A volte si pensa che la democratizzazione sia in tensione con altri interessi che richiedono la cooperazione con un regime antidemocratico esistente. L’Egitto è stato spesso pensato in questo modo, con riferimento a interessi quali l’accesso militare e il passaggio preferenziale attraverso il Canale di Suez. Ma questo è il modo sbagliato di vedere ciò che sta accadendo oggi in Egitto. Il danno alla democrazia sta danneggiando anche altri titoli azionari statunitensi.
Come osservano Dunne e Carothers, “A differenza di alcuni paesi in cui gli interessi degli Stati Uniti vanno in direzioni contrastanti, il raggiungimento della democrazia in Egitto farebbe avanzare l’interesse critico della sicurezza degli Stati Uniti nella stabilità a lungo termine e nella pace con Israele e aiuterebbe a contenere l’estremismo violento. .”

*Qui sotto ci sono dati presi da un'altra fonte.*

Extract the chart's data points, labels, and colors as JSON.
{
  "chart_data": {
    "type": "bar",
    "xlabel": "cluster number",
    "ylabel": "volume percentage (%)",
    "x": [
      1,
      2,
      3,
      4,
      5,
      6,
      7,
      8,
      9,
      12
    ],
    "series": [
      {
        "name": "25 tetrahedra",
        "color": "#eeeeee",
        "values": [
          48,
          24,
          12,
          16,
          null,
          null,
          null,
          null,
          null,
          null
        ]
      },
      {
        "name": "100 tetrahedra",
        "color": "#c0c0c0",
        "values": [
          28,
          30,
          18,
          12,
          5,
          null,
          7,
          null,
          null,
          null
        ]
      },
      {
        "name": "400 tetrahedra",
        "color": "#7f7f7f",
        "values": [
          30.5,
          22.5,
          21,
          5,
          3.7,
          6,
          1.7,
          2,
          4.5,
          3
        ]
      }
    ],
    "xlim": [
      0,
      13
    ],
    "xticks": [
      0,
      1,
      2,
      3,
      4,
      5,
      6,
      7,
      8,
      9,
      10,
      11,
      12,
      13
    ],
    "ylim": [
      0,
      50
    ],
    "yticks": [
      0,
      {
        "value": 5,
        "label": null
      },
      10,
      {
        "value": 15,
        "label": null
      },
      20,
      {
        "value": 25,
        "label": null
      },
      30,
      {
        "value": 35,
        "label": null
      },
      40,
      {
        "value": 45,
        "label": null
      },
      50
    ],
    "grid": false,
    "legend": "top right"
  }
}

Paul R. Pillar, nei suoi 28 anni presso la Central Intelligence Agency, è diventato uno dei migliori analisti dell'agenzia. Ora è visiting professor presso la Georgetown University per studi sulla sicurezza. (Questo articolo è apparso per la prima volta come un post sul blog sul sito Web di The National Interest. Ristampato con il permesso dell'autore.)
Sembra discutibile che il lungo periodo di aiuti militari statunitensi all’Egitto abbia creato lì una sottocultura militarista, arricchendo i suoi aderenti e legittimando il disprezzo militare per il governo civile. Questo è stato il fondamento del governo di Mubarak. Ma non è questo il tipo di “stabilità” che porta alla democrazia. Invece, come hai notato, porta alla tirannia, alla repressione del dissenso, alla radicalizzazione e all’instabilità, che viene utilizzata per razionalizzare una maggiore “stabilizzazione” militare. La Tunisia non ha questa storia di generosità militare statunitense e si sta muovendo verso la democrazia. Quindi gli “aiuti” militari inviati all’Egitto non sono inviati a beneficio dell’Egitto, ma a beneficio di Israele e dei deputati di cui finanzia le campagne.